Oracle continues to build collaboration

It’s hard for me to get excited about email.  Luckily for me, here at The 451 Group, we focus on emerging areas of the technology market or sectors where there is particular innovation or disruption.  And none of that much describes the email market.  I have looked at some of the vendors doing interesting things here (like Zimbra and Open-Xchange) and I had met once with PostPath before Cisco grabbed it a few weeks ago.  But even though I cover collaboration, I’m not down in the weeds with  “groupware” everyday.

So an announcement from Oracle that it has spent the last three years building a new collaboration suite, to replace Oracle Collaboration Suite (which hadn’t exactly taken the market by storm), doesn’t get me all revved up.  There’s lots of content out there on Beehive, from InformationWeek and CNET for example, so I won’t rehash all the details.  I know it’s about more than email and there’s a lot there that technically makes sense — its focus on security and compliance, scalability, integration with Outlook and the Zimbra web client, support for CalDAV and so on.

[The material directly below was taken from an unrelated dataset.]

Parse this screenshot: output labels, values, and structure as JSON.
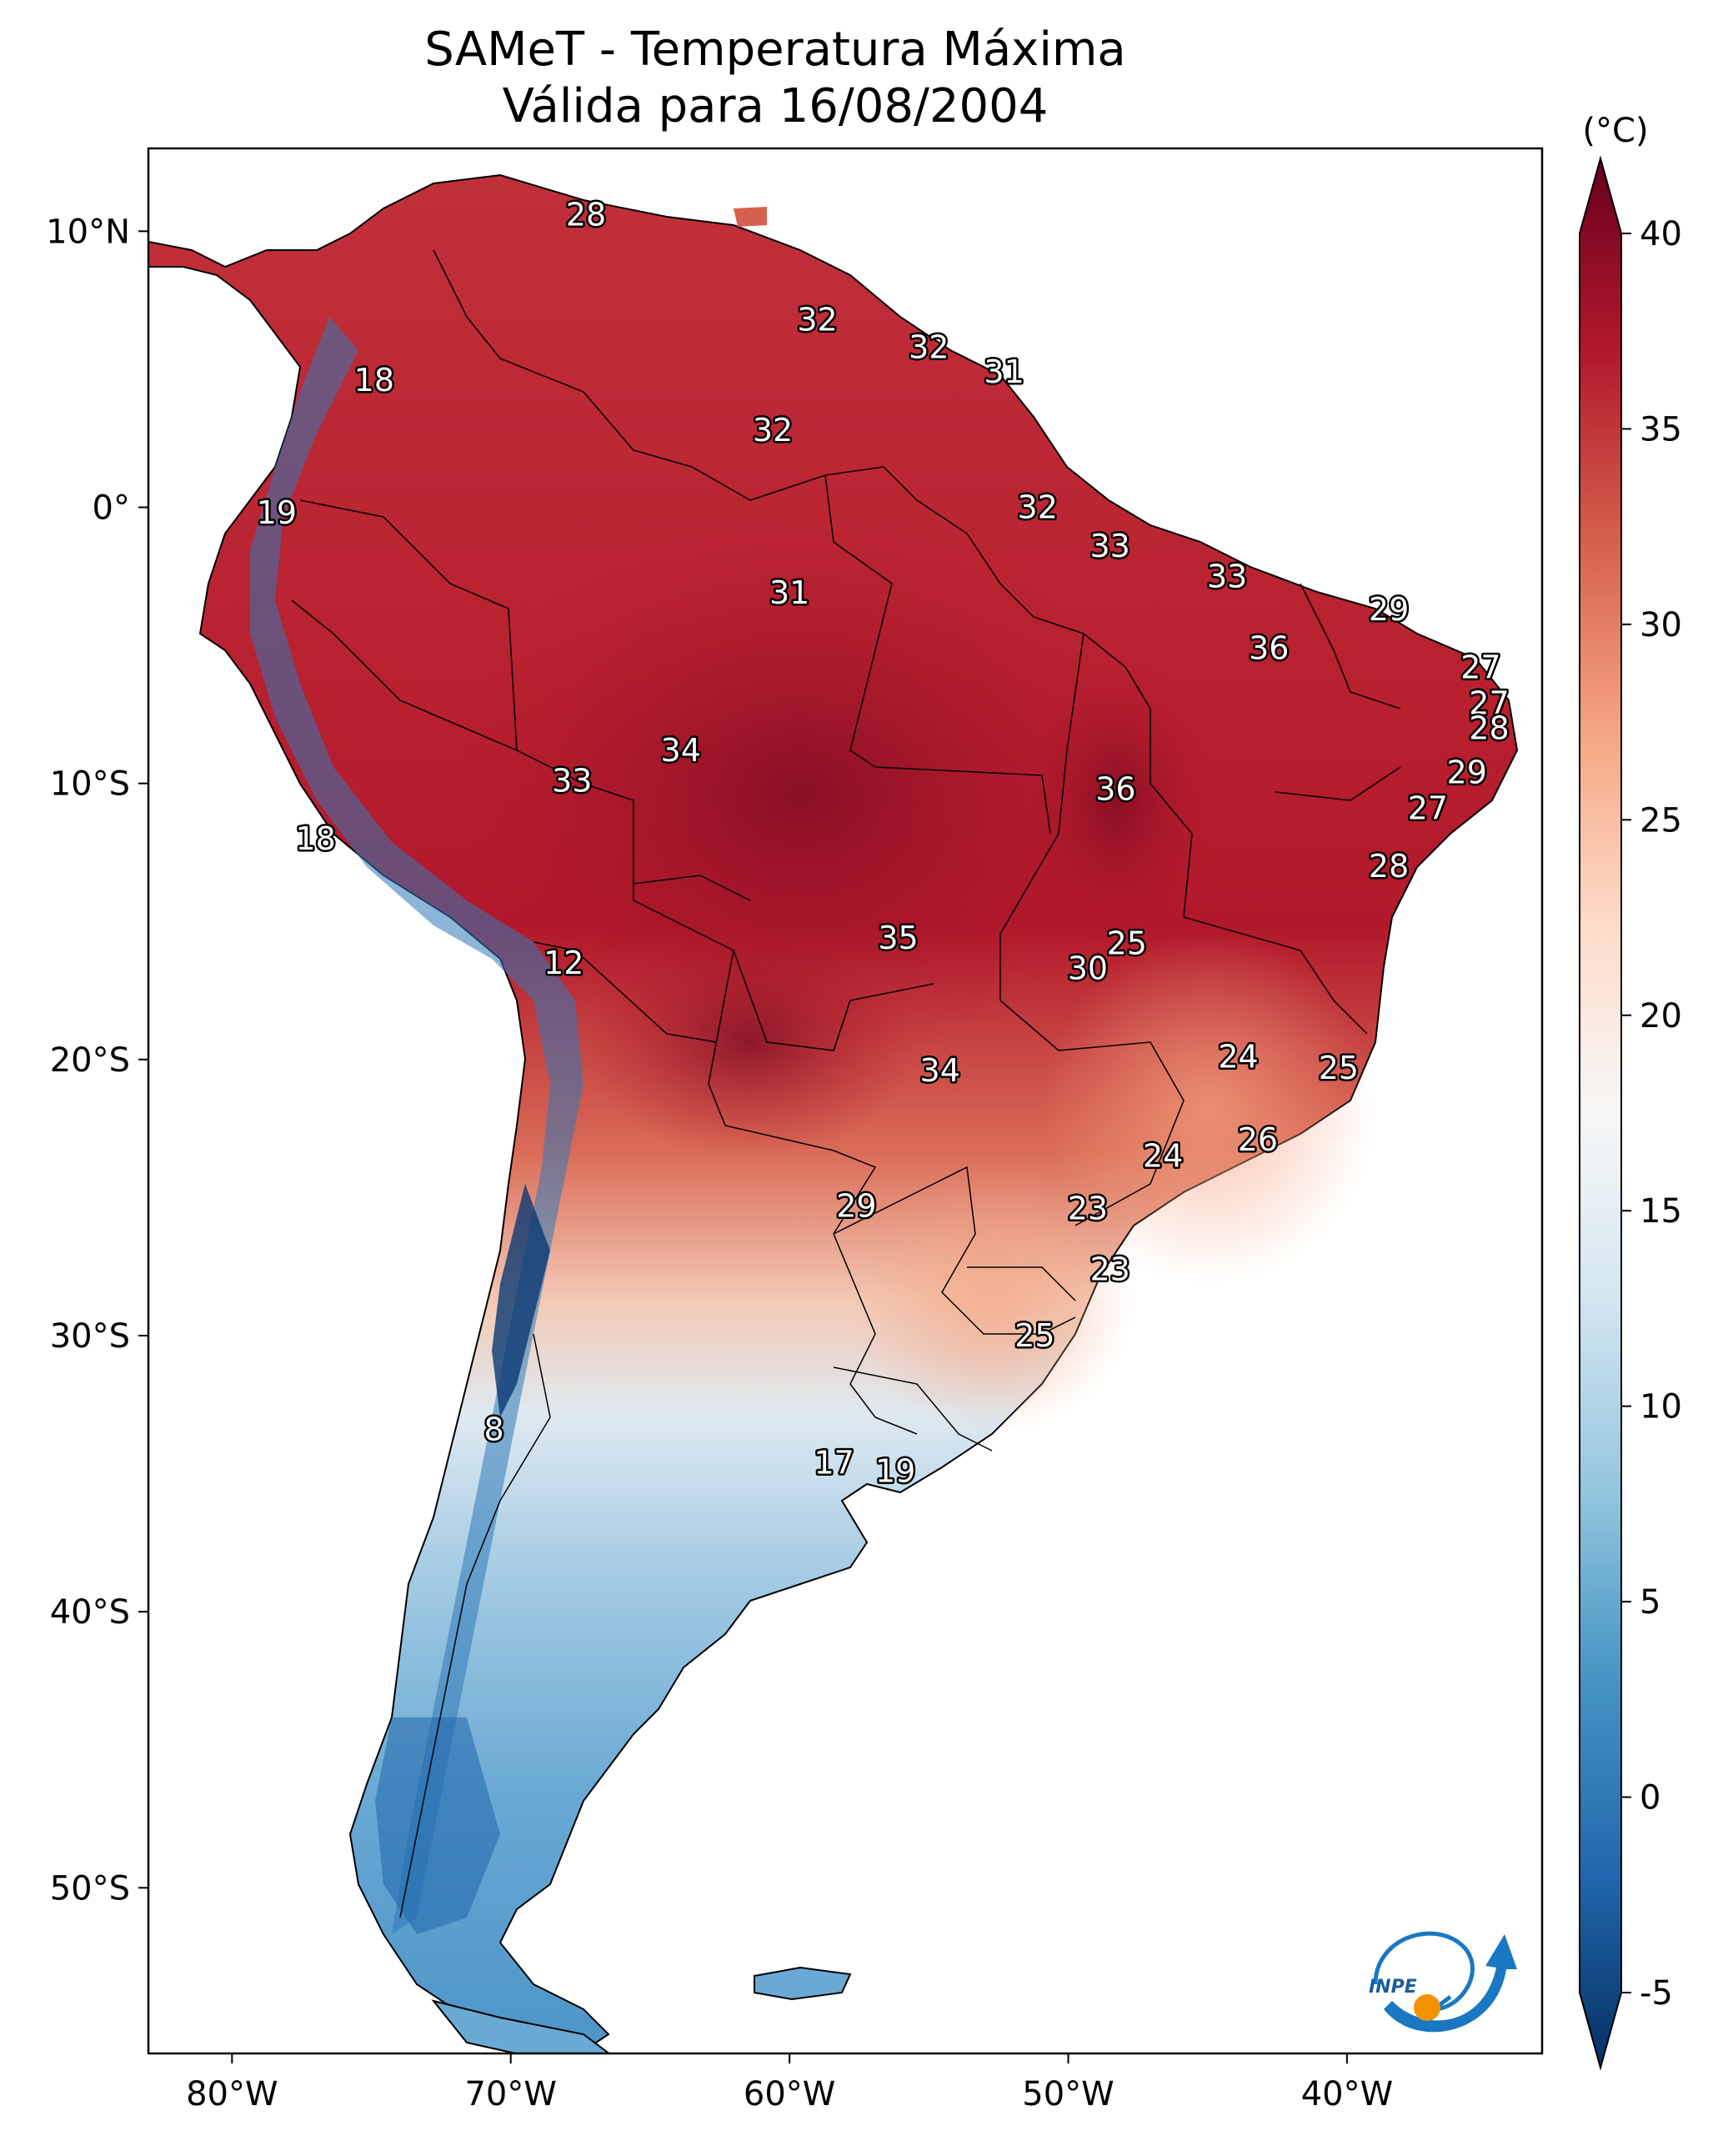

But it is not going to be an easy fight for Oracle in this market, to be sure, no matter how badly Oracle wants a piece of the collaboration market.  How many companies — others than OCS customers that are now stuck with a dead product — are going to move to a brand-new collab product?  I didn’t find any of the use cases Oracle described during their pre-brief all that compelling.

I wonder why Oracle, which obviously has no hesitation about buying into markets where it wants to be a major player, hasn’t acquired collab technology?  In the related content management market, Oracle made several attempts to market a database-driven content management system, mostly based on its ContentDB product and until it ultimately, purchased Stellent for $440m in 2006.  This strategy seems to be going well for Oracle (451 Group clients can read a more detailed write-up from a few months ago on Oracle’s progress in the content management market) and the company upped its investment by purchasing Captovation for document capture in January and Skywire Software for output (though this one was really more about insurance apps).

I understand that Oracle can’t go out and acquire the biggest competitor to Microsoft Exchange (that would IBM Lotus) and collab that ties closely to its apps is a high priority for Oracle, so building maybe made the most sense.  Still, there are other models for disruption – Yahoo! is looking at a different market segment with Zimbra and Cisco is planning its SaaS strategy with PostPath.  Those vendors both see Google Apps as the potential disrupter to the Exchange / SharePoint powerhouse and are looking to take a piece of that action before Google has it tied up.

I’m maybe not quite as a pessimistic as Matt Cain over at Gartner (his assessment doesn’t pull any punches).  I was part of a briefing with Matt once (back in his Meta Group days) when I was a product manager at Sun, on the integration between Sun’s portal server and collaboration products (email/calendar).  It was a half-baked integration with a lot of marketing fluff and Matt called us on it bluntly and accurately.  In saying Beehive is unlikely to be any more successful than [Oracle’s] past efforts, he does the same.